An abandoned century-old livery stable on South Ash Street would make a great home for theater, dance, artists, musicians and other cultural events, a theater director said Tuesday.

"What is a barn but a theater waiting to happen," Bill Conte said.

Conte wants the barn to be city-owned and maintained by the artists, actors and others who would use it.

But Conte now has competition from people willing to pay for it.

"We've had three serious purchase inquiries since Tuesday," Casper Community Development Director Liz Becher said Thursday. "Serious" as in meaning people are willing to pay full price if not more.

Tuesday, the Casper City Council voted 5-3 to accept bids from small businesses for two city-owned properties flanking the 14,000-square-foot livery stable property appraised at $340,000.

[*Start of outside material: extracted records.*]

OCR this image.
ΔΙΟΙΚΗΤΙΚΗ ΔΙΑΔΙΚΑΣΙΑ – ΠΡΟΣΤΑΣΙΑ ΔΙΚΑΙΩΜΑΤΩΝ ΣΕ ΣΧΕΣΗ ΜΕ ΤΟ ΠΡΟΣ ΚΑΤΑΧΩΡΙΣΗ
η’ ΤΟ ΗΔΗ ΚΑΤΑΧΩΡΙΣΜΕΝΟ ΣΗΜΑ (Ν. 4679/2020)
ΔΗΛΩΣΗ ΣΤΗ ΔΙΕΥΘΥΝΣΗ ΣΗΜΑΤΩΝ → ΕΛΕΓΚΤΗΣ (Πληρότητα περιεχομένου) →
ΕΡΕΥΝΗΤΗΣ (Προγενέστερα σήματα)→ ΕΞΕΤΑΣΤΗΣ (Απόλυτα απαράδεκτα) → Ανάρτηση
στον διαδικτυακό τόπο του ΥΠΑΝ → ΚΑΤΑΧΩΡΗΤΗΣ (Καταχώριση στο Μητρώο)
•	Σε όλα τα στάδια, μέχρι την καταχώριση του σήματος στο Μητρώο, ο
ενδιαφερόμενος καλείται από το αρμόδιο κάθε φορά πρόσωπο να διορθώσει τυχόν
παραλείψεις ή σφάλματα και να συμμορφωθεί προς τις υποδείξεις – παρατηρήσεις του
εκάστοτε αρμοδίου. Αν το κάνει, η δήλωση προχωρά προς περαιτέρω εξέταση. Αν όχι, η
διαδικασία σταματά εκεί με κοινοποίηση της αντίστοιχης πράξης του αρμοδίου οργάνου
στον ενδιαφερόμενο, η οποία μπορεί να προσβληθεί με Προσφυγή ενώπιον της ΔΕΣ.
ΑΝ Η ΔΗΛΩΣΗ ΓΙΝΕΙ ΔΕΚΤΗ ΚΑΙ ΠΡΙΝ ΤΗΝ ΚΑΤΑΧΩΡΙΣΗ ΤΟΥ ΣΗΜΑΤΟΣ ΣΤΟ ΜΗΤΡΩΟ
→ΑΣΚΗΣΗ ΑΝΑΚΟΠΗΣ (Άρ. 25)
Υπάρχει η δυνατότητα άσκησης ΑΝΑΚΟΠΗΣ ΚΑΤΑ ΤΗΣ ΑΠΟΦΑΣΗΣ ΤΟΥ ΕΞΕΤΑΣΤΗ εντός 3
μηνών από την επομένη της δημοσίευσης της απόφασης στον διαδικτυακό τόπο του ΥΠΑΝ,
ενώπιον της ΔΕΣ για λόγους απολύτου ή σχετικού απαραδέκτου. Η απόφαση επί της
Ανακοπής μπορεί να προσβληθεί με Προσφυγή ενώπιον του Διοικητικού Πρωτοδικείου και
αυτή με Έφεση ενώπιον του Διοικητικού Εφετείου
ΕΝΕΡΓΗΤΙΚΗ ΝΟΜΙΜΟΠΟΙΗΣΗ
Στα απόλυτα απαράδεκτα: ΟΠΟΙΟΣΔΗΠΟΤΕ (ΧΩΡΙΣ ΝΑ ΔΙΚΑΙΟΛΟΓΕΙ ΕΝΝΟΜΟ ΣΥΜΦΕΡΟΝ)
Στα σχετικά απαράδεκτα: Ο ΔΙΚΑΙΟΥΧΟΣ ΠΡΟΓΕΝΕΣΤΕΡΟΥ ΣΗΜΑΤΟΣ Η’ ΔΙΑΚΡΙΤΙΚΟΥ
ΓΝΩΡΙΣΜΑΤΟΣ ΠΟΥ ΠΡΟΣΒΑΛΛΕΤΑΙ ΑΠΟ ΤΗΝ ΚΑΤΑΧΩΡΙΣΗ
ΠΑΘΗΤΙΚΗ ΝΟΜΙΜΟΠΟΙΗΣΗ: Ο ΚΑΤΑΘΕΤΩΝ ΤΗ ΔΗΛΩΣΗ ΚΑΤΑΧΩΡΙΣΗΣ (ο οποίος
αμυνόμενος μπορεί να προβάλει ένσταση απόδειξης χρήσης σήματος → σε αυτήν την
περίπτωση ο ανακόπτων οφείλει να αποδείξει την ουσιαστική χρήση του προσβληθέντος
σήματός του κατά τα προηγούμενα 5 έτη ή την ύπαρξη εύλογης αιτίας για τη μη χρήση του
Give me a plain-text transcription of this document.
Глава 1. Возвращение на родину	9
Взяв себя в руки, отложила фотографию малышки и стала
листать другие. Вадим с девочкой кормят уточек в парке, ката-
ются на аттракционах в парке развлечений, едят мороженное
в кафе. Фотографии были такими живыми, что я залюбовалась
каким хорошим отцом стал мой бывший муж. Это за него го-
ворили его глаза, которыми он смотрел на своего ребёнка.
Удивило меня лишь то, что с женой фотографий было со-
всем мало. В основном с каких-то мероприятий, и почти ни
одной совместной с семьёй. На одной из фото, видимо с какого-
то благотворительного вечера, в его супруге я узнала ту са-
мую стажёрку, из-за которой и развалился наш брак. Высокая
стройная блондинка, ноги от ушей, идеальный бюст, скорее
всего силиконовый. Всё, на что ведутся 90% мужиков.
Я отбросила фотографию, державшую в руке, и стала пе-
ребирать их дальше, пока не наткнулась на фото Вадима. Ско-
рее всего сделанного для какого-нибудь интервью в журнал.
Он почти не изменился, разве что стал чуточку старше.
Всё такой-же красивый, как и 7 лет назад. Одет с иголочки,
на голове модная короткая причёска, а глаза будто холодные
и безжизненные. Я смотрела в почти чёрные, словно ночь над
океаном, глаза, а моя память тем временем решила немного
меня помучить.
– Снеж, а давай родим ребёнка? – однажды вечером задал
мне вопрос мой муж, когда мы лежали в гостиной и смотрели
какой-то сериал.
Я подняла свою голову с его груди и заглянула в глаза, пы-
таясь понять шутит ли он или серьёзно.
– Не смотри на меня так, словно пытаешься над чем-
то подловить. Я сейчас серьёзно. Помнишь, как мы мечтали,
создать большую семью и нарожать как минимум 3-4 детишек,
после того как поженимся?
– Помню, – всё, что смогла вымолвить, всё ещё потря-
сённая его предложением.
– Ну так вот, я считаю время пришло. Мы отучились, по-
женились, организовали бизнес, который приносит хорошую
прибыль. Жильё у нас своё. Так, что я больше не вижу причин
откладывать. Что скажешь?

That was a far different outcome for the properties than the goal three years ago when the city paid $3 million for the former Plains Furniture building in the 300 block of South David Street and the adjacent lots -- the livery stable, the former Ka-Lark's Gymnasium studio, and the former Milo's Toyota body shop -- on the same block on South Ash Street. The city wanted to raze the buildings for parking.

Then council members and others found some historic buildings -- a 1920s-era Chevrolet dealership for one -- hidden under the drywall of the furniture store.

With a community goal of historic preservation in mind, the city put up for sale the three buildings.

The city received bids on two of them, but not the livery stable.

During the two-and-a-half-hour public hearing before Tuesday's vote, Conte and several others noted the importance of the arts and their contribution to a community with economic, cultural and other benefits -- goals more lofty that the original idea for a parking lot or the more recent interest in a $70 million hotel-conference center.

Conte, a theater history instructor at Casper College and artistic director of the Theater of the Poor, pitched his idea for more arts -- and a multi-purpose theater -- downtown, but not before introducing students and community members he's taught.

"These are the young people for whose sake we must preserve the character and integrity of the Old Yellowstone District," he said.

That meant keeping the old buildings for small businesses and opposing a conference center, he said.

"Nothing sends the message more clearly that Casper is a progressive, forward-looking community than a commitment to the arts and culture, not merely at the private and not-for-profit levels, but at the municipal level as well," Conte said. "And ladies and gentlemen, the model for this exists in cities and towns across the country."

Becher said the city won't be dealing with the future of the livery stable until after the New Year. The city staff, with the approval of City Council, will need to draft a request for proposal for those who want to bid on it.

If the city does sell it, that may not end what Conte wants to do, Becher said. "There may be a fit in the community, or some other place (downtown)."